Ce 5 février, le Burundi s’arrêtait quelques instants pour se souvenir et retisser les liens entre les différentes communautés du pays. Mis en place en 1991, ce jour de l’Unité nationale n’est pas nécessairement connu de tous. L’occasion de tendre notre micro à l’historien Emile Mworoha.
<doc7093|right>{La journée de l’unité a été créée en 1991, dans un contexte particulier. Y a-t-il eu des progrès dans ce contexte là ?}
Je dirais que oui. En adoptant la charte de l’Unité nationale, le principe s’est retrouvé dans la Constitution. Chaque président, qui prête serment, jure de sauvegarder l’unité nationale. On a réparti les forces dans chaque assemblée, chaque parti, dans l’armée, rassemblant ainsi les Hutus et les Tutsi. Tout cela travaille dans l’idéal de cette unité nationale.
{Ce référendum a eu lieu en 91, depuis le pays a traversé une autre crise. Du coup, ce jour particulier a-t-il encore un sens aujourd’hui ?}
Bien évidemment ! Une politique de consolidation de l’unité nationale, tout comme pour la démocratisation, c’est un processus. C’est un idéal, un enjeu de l’édification de la nation burundaise.
{Vous abordez la question du développement dans la durée, on constate pourtant que dans les écoles secondaires, cette journée de l’Unité nationale ne fait pas l’objet d’un chapitre particulier, cela vous étonne ?}
Je dois dire que je ne connais pas suffisamment le programme des cours de civisme à l’école secondaire. Ca m’étonnerait que l’on n’en parle pas du tout….
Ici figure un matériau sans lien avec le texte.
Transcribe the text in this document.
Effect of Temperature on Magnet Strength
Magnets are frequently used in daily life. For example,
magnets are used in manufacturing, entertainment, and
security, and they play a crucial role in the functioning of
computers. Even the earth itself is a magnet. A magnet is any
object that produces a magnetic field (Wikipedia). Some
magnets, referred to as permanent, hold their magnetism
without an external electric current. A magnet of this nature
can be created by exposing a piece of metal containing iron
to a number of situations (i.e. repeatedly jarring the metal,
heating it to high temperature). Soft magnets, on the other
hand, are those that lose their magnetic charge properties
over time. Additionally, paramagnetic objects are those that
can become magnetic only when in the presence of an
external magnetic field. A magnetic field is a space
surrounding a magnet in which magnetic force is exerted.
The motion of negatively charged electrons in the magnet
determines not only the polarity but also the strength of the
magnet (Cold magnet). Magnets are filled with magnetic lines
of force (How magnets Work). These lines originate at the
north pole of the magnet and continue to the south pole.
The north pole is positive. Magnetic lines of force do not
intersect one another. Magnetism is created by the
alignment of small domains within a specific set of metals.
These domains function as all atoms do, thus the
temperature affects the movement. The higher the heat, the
{La question est abordée mais pas spécifiquement …}
Mais on en parle à l’Université, en première année. Il est très important d’en parler et de se concentrer sur cette thématique.
{Avez-vous l’impression que l’on assiste aujourd’hui à une réappropriation politique du jour de l’Unité nationale ?}
Je pense bien parce que le fait-même que cela figure dans la Constitution, que le président de la République s’engage à sauvegarder l’unité nationale, que des mécanismes soient mis en place pour un partage du pouvoir,… tout cela participe à l’apprentissage, à la construction de cette politique d’Unité nationale. Bien sûr, toute politique doit être consolidée. Et le message délivré par le chef de l’Etat, invitant les Burundais à participer à cette unité, renforce justement ce processus.
___________________________
Histoire d’une fête : Le Burundi a traversé toute une série de crises qui commence avec l’accession à l’indépendance marquée par l’assassinat du prince Louis Rwagasore et quelques temps après, celui du premier ministre hutu Pierre Ngendandumwe. Ces crises vont être liées aux luttes entre les élites hutu et tutsi. A cela, il faut ajouter la crise rwandaise de 1959 et le massacre des Tutsi, la fin de la monarchie, les réfugiés, bref tout un contexte. S’ensuit la tentative de coup d’Etat contre la monarchie en 1965 et le massacre de Muramvya. C’est lors de ces premiers événements que des gens vont mourir à cause de leur ethnie ! 1972 va renforcer cette cassure entre les composantes de la société burundaise. Et puis, d’autres violences en 1988 centrées surtout dans le Nord du pays avec les crises de Ntega et Marangara.
D’après l’historien Emile Mworoha, face à cette situation, il y a eu la création d’une commission chargée d’étudier la question de l’unité nationale. Cette commission est composée de manière paritaire : 12 hutus, 12 tutsis. Un rapport est établi et parmi les recommandations se trouve l’adoption d’une charte de l’Unité nationale pour que les Burundais cessent de s’entre-tuer.
Cette charte est donc élaborée et puis adoptée par référendum le 5 février 1991. A partir de ce moment-là, a été décidée la construction d’un monument de l’Unité nationale à Vugizo. Depuis, le 5 février a été décrété férié.